Africa Oriental com perspectivas de abrandamento económico em 2022, mas a recuperação, ainda frágil, chega em 2023
- Os países da região sofreram pressões inflacionistas acentuadas
- É necessário fazer mais para acelerar o desenvolvimento de infraestruturas sustentáveis, incluindo as energias renováveis para apoiar a industrialização e catalisar o crescimento inclusivo
A região da Africa Oriental enfrenta neste 2022 uma lenta recuperação do crescimento económico, 4% face a 5.2% de 2021, abrandamento cujas causas são atribuídas aos efeitos prolongados da COVID-19, aos impactos adversos das tensões geopolíticas, nomeadamente o conflito Rússia-Ucrânia, às alterações climáticas e à devastadora invasão de gafanhotos, juntamente com os conflitos e tensões regionais.
O Banco Africano de Desenvolvimento publicou as suas últimas Perspetivas Económicas da África Oriental, prevendo uma lenta recuperação na região em 2022, de 4,0 por cento, face aos 5,1% em 2021.
As perspectivas económicas para a região, recentemente publicadas pelo Banco Africano de Desenvolvimento, assinala que, devido a estes obstáculos, os países da região sofreram pressões inflacionistas acentuadas, particularmente sobre os alimentos e os combustíveis, o que levou ao aumento do custo de vida. A situação levou ao enfraquecimento das moedas nacionais, inundações e secas, contração da produção agrícola, redução da actividade empresarial e queda da cobrança de receitas, entre outros.
No entanto, avança relatório, com o tema “Apoiar a Resiliência Climática e uma Transição Energética Justa“, publicado a 28/10, a reabertura contínua das economias a nível mundial poderá mitigar, em 2023, estes efeitos adversos esperando-se uma taxa de crescimento de 4,7%, reposicionando a África Oriental como a região com melhor desempenho no crescimento entre as regiões do continente.
Falando no lançamento, o Ministro das Finanças da Tanzânia, Mwigulu Lameck Nchemba, disse que o relatório era oportuno, considerando o actual custo de vida, que preocupa todos os cidadãos da região.
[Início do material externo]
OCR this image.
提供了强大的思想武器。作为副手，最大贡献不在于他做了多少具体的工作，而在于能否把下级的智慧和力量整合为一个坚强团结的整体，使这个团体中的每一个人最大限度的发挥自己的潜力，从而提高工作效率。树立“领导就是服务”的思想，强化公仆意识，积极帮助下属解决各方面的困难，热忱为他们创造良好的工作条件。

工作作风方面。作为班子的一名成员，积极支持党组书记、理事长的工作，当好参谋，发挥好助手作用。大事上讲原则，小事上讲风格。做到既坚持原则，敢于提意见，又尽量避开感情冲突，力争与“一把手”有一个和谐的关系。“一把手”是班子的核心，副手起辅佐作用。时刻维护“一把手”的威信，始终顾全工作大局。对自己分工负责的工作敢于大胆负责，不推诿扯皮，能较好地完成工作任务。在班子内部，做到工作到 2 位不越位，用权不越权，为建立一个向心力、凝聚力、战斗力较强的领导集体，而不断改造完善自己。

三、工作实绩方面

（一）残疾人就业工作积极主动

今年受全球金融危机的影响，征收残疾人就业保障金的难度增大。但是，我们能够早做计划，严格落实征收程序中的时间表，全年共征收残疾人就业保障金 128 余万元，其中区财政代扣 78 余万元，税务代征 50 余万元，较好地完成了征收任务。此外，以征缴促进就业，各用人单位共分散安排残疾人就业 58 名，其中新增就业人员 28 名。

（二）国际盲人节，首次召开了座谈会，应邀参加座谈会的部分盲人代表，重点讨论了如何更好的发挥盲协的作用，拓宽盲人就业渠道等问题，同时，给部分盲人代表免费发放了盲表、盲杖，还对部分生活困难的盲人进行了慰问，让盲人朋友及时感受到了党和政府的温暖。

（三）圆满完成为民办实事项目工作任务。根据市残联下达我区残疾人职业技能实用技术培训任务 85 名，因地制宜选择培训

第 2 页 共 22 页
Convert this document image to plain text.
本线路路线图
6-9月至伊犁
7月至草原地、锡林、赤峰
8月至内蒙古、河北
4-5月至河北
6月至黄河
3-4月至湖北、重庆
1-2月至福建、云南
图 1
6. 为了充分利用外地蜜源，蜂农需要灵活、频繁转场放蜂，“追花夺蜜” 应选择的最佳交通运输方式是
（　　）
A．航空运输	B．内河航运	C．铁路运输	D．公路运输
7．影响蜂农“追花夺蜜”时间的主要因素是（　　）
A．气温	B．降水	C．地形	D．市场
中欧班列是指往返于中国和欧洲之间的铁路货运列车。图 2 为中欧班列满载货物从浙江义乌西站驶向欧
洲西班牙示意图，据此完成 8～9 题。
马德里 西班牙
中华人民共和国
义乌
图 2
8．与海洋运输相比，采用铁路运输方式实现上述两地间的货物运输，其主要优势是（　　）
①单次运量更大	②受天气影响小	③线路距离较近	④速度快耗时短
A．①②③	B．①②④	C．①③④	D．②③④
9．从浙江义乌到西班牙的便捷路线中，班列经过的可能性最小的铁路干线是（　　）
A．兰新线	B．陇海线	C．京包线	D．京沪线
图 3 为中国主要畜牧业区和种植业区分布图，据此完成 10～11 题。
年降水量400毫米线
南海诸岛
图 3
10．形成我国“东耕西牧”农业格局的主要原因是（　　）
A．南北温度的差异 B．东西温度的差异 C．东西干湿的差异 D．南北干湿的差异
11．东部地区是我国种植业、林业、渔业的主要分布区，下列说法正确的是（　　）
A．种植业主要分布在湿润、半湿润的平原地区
A rotura das cadeias de abastecimento regionais, a dívida pública e as discussões públicas sobre a necessidade de políticas de gastos a favor dos pobres dominaram o debate, disse Nchemba. “Apesar do aumento dos investimentos em infraestruturas, é necessário fazer mais para acelerar o desenvolvimento de infraestruturas sustentáveis, incluindo as energias renováveis para apoiar a industrialização e catalisar o crescimento inclusivo”, observou o Ministro que apelou à mobilização de recursos adicionais para expandir o acesso à energia.
A Diretora-geral do Banco para a África Oriental, Nnenna Nwabufo, disse que a vulnerabilidade da região da África Oriental ao impacto dos efeitos das alterações climáticas, tais como secas e inundações, poderia travar ainda mais a frágil recuperação da região. “Isto exige medidas políticas urgentes para construir resistência macroeconómica, incluindo através da diversificação das economias para resistir a choques”.
Emmanuel Pinto-Moreira, Director do Departamento das Economias Nacionais do Banco, destacou os principais desafios de desenvolvimento que o continente enfrenta, nomeadamente, a inflação elevada, o aumento da inflação, e as alterações climáticas. Sublinhou a necessidade de aprofundar a mobilização de recursos internos para financiar redes de segurança social para as infraestruturas mais vulneráveis e resistentes às alterações climáticas.
Embora frágil, prevê-se que a recuperação económica a médio prazo na África Oriental seja sustentada graças à recuperação das actividades de serviços e indústrias, aumento da despesa pública, reabertura das viagens e do comércio devido à utilização de vacinas COVID-19, recuperação do sector do turismo, aprofundamento dos laços regionais no âmbito da Comunidade da África Oriental, e políticas macroeconómicas de apoio, observou Marcellin Ndong-Ntah, Economista Principal do Banco.
De acordo com o relatório, o hiato de financiamento climático para a África Oriental é estimado numa média de cerca de 60 mil milhões de dólares por ano para o período de 2020-2030. O relatório cita parcerias público-privadas, títulos de dívida verde, garantias parciais sobre o risco e de crédito, compensações de carbono, e comércio regional de energia como algumas das medidas que podem fornecer financiamento alternativo para as alterações climáticas.